Sry I had not sean owen post as it is not update in mobile .

Syed Abdul kather
send from Samsung S3
On Aug 1, 2012 11:32 PM, "syed kather" <[email protected]> wrote:

> Hi salman mahmood,
>     Whydont you try to apply clustering first . Once you applied high
> level clustering then check the top terms . You avoid the cluster which you
> feel good and try to find inter cluster which you found that it has
> confusion . Once you found that all the clusters are fine . To make the
> cluster perfect I had indexed all the document into solr . Because by using
> solr I had removed stop words and applied snow ball filter like that .
> Then as you know the identified all the clusters . Now try to verify
> whether cluster top term are good . Now from that cluster by using cluster
> points split the documents and according to its cluster . Now you will have
> bunch document s as group . Now if you apply classification and train the
> set .
>
> I hope u understood .. this is the approach I had followed . Let me know
> if you had some ideas .
> Syed Abdul kather
> send from Samsung S3
> On Aug 1, 2012 10:38 PM, "Salman Mahmood" <[email protected]> wrote:
>
>> Hi all,
>>
>> I am stuck between a decision to apply classification or clustering on the
>> data set I got. The more I think about it, the more I get confused. Heres
>> what I am confronted with.
>>
>> I have got news documents (around 3000 and continuously increasing)
>> containing news about companies, investment, stocks, economy, quartly
>> income etc. My goal is to have the news sorted in such a way that I know
>> which news correspond to which company. e.g for the news item "Apple
>> launches new iphone", I need to associate the company Apple with it. A
>> particular news item/document only contains 'title' and 'description' so I
>> have to analyze the text in order to find out which company the news
>> referes to. It could be multiple companies too.
>>
>> To solve this, I turned to Mahout.
>>
>> I started with clustering. I was hoping to get 'Apple', 'Google', 'Intel'
>> etc as top terms in my clusters and from there I would know the news in a
>> cluster corresponds to its cluster label, but things were a bit different.

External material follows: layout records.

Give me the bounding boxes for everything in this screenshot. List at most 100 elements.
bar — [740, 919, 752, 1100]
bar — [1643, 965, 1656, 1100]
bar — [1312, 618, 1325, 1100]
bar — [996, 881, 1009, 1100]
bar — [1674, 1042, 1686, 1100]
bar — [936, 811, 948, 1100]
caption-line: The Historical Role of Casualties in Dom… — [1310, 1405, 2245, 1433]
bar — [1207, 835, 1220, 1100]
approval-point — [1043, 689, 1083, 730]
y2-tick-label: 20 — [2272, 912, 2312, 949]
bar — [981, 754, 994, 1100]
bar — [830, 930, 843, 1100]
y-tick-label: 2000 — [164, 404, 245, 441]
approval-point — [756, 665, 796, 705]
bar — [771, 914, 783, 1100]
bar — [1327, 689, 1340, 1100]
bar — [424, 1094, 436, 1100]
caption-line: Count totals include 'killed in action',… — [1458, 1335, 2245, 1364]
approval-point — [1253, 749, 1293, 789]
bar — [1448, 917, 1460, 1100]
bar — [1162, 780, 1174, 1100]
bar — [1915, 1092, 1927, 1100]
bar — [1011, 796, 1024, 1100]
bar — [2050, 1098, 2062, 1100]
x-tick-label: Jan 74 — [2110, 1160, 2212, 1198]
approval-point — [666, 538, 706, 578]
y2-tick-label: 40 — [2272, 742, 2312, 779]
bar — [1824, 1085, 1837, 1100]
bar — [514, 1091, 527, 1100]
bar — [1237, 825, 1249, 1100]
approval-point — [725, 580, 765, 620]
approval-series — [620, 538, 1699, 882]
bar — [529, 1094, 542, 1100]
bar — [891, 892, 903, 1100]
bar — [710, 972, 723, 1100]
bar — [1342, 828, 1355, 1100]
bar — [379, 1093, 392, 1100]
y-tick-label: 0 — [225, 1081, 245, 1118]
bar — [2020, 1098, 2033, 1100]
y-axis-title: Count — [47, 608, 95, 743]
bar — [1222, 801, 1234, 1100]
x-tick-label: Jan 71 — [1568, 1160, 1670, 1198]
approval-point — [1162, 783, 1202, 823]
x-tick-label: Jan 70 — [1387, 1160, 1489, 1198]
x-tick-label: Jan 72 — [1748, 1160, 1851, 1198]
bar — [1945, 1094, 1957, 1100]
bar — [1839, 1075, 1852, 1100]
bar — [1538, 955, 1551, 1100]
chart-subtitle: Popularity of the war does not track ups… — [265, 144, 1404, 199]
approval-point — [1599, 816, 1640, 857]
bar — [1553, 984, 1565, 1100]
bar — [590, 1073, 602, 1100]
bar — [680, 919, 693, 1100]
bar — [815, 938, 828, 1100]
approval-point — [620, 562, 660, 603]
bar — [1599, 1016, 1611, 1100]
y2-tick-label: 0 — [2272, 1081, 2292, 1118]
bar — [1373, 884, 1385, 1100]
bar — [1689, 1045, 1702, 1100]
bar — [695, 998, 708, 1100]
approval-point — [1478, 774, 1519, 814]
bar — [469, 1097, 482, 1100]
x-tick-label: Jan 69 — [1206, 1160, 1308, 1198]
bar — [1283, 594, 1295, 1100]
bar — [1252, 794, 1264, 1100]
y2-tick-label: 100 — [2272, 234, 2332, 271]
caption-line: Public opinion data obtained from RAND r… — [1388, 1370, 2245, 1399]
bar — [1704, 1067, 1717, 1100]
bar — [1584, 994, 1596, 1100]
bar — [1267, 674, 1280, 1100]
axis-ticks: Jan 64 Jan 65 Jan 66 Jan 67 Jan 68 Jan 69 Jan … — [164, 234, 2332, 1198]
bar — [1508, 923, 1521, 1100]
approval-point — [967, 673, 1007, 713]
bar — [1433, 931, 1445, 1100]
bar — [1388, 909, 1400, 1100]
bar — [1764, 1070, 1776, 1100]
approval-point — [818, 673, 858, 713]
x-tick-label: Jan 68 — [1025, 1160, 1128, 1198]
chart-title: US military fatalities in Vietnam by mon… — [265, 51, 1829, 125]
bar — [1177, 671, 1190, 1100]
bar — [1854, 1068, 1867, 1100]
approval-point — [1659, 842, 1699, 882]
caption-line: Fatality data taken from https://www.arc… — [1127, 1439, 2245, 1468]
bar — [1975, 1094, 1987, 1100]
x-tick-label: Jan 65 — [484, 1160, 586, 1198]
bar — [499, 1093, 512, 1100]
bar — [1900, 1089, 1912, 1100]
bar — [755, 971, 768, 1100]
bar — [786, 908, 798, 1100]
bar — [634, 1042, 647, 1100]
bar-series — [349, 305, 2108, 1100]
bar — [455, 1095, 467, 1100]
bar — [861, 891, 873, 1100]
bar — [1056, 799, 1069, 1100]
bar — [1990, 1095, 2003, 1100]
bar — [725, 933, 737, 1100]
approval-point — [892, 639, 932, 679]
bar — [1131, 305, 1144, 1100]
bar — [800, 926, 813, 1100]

>> I got 'investment', 'stocks', 'correspondence', 'green energy',
>> 'terminal',
>> 'shares', 'street', 'olympics' and lots of other terms as the top ones
>> (which makes sense as clustering algos' look for common terms). Although
>> there were some 'Apple' clusters but the news items associated with it
>> were
>> very few.I thought may be clustering is not for this kind of problem as
>> many of the company news goes into more general clusters(investment,
>> profit) instead of the specific company cluster(Apple).
>>
>> I started reading about classification which requires training data, The
>> name was convincing too as I actually want to 'classify' my news items
>> into
>> 'company names'. As I read on, I got an impression that the name
>> classification is a bit deceiving and the technique is used more for
>> prediction purposes as compared to classification. The other confusions
>> that I got was how can I prepare training data for news documents? lets
>> assume I have a list of companies that I am interested in. I write a
>> program to produce training data for the classifier. the program will see
>> if the news title or description contains the company name 'Apple' then
>> its
>> a news story about apple. Is this how I can prepare training data?(off
>> course I read that training data is actually a set of predictors and
>> target
>> variables). If so, then why should I use mahout classification in the
>> first
>> place? I should ditch mahout and instead use this little program that I
>> wrote for training data(which actually does the classification)
>>
>> You can see how confused I am about how to address this issue. Another
>> thing that concerns me is that if its possible to make a system this
>> intelligent, that if the news says 'iphone sales at a record high' without
>> using the word 'Apple', the system can classify it as a news related to
>> apple?
>>
>> Thank you in advance for pointing me in the right direction.